96

The company has refused to honestly explain their plans to the community, but the data dump was late, and a former employee graciously did the community the favour of confirming that the company has discontinued the data dump on orders of senior management:

DISCLAIMER: I was recently impacted by the Company's layoff. I am going to carefully respond in a way that ensures I don't reveal anything the Company may feel is confidential--particularly with regard to strategy, or future plans. Any knowledge I have on strategy or future plans is both dated and confidential, and thus it would be irresponsible for me to say more. As a result, this answer may feel incomplete. I suspect that the CM team is rather busy this week with other topics. I'm offering what I can to uphold the Company's values of Transparency & being Community-centric.

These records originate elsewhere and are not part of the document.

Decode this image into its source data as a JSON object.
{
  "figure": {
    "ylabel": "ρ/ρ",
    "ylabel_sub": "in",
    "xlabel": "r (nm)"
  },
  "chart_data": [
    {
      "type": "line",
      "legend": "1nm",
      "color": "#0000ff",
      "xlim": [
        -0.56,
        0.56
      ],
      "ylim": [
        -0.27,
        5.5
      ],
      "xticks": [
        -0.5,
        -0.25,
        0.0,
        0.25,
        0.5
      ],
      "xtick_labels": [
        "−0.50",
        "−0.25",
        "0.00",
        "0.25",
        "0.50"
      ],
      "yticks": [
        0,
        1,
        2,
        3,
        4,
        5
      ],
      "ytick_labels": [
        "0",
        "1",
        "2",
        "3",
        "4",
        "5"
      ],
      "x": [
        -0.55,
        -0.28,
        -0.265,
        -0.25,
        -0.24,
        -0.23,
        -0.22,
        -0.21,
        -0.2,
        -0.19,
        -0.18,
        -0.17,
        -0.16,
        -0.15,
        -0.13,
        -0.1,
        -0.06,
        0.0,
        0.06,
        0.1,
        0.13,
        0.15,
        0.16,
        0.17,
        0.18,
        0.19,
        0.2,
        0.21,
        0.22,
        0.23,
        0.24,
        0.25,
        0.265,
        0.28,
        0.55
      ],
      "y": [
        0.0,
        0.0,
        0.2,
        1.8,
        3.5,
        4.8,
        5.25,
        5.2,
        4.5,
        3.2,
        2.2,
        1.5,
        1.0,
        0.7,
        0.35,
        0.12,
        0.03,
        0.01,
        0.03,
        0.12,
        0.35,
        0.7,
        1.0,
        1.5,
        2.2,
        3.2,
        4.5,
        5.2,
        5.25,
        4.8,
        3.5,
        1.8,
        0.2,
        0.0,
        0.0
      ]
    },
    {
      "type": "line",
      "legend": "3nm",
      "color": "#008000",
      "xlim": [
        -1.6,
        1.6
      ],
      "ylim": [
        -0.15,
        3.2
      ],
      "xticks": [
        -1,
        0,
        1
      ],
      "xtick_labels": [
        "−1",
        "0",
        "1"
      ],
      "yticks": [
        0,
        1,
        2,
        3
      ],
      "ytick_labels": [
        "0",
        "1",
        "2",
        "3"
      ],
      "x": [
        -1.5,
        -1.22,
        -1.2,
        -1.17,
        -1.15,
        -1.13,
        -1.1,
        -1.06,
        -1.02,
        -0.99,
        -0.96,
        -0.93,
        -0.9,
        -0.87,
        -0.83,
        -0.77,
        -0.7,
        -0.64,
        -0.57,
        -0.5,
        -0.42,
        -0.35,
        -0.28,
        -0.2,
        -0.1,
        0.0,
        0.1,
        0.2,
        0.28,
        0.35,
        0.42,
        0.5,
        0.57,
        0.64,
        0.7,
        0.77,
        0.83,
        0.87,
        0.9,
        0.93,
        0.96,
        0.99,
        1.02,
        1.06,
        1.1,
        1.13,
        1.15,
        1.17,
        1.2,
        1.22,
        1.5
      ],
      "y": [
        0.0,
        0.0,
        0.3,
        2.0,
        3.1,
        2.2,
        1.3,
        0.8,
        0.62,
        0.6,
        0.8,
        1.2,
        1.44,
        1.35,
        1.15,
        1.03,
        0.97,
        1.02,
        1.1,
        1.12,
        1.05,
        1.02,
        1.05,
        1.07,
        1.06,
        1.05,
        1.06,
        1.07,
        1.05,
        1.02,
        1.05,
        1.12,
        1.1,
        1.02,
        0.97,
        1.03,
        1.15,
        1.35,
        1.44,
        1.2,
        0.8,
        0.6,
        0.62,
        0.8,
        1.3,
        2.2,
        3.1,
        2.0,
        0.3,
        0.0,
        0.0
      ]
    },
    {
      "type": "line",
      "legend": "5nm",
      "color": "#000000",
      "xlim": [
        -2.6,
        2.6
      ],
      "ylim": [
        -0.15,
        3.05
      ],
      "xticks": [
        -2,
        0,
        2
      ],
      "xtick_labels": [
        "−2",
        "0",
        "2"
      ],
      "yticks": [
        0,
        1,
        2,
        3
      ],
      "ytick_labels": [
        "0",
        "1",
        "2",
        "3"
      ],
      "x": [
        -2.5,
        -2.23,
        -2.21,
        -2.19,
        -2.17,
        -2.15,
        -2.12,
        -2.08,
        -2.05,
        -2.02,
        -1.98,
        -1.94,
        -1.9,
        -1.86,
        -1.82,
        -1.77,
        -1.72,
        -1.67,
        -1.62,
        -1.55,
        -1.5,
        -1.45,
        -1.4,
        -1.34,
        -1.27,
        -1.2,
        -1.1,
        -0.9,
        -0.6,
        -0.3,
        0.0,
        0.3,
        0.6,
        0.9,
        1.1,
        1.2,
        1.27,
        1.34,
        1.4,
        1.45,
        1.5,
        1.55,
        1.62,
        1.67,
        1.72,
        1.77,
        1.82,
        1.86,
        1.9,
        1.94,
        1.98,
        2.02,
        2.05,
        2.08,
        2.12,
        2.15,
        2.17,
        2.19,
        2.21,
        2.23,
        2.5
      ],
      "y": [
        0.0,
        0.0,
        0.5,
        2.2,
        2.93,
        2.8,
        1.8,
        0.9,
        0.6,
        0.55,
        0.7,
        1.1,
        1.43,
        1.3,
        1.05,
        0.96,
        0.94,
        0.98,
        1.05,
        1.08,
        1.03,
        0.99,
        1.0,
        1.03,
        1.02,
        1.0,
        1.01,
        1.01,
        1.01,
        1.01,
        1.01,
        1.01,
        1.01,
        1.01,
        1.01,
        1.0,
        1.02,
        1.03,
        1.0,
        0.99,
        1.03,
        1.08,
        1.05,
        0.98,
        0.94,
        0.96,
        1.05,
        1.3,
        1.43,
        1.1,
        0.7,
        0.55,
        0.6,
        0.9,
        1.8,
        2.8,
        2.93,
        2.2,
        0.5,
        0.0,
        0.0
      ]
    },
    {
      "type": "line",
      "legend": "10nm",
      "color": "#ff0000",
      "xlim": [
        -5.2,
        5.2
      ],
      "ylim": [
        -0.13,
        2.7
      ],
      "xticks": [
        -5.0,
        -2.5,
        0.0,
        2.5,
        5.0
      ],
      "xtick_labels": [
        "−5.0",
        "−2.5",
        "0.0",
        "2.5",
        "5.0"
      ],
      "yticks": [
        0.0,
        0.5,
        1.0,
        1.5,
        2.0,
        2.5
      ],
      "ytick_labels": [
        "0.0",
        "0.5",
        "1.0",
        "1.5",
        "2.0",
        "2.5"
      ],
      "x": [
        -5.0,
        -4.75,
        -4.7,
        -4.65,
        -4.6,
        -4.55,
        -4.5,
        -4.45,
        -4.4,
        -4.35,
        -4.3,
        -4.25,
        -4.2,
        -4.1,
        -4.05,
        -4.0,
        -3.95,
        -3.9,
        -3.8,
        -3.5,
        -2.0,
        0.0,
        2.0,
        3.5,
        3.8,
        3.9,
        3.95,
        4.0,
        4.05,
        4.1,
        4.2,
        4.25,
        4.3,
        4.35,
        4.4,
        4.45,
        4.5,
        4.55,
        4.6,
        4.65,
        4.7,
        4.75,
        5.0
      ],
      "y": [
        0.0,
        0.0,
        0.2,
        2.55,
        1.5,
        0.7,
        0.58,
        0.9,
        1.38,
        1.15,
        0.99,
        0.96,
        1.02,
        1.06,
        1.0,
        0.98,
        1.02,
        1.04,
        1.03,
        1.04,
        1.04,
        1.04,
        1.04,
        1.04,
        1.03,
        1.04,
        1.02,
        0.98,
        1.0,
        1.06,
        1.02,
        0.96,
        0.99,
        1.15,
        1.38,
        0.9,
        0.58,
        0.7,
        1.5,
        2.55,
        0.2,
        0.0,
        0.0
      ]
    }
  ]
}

The upload to the Internet Archive has been disabled.

The job that uploads the data dump to Archive.org was disabled in March, and marked to not be re-enabled without approval of senior leadership. Had it run as scheduled, it would have completed on the first Monday after the first Sunday in June.

I mention the timing, as this change long pre-dated the current moderator strike and related policy changes. Some comments have suggested otherwise, so I thought it an important detail.

Is it going to stay that way?

Hopefully the Company will provide an answer that includes this.

How can I access that data?

Stack Exchange Data Explorer (aka SEDE) contains a subset of all data for all sites, with PII removed. The same data available in the data dump is also available on SEDE.

SEDE is updated via a weekly full refresh (every weekend). The Data Dump that is uploaded to Archive.org is a dump of the SEDE databases. The weekly SEDE refresh runs, then the data is dumped to XML & 7zipped, then the 7z files are uploaded to the Archive.

SEDE can't address all the use cases of the Data Dump, nor vice versa. However, there is overlap, and the data is at least queryable.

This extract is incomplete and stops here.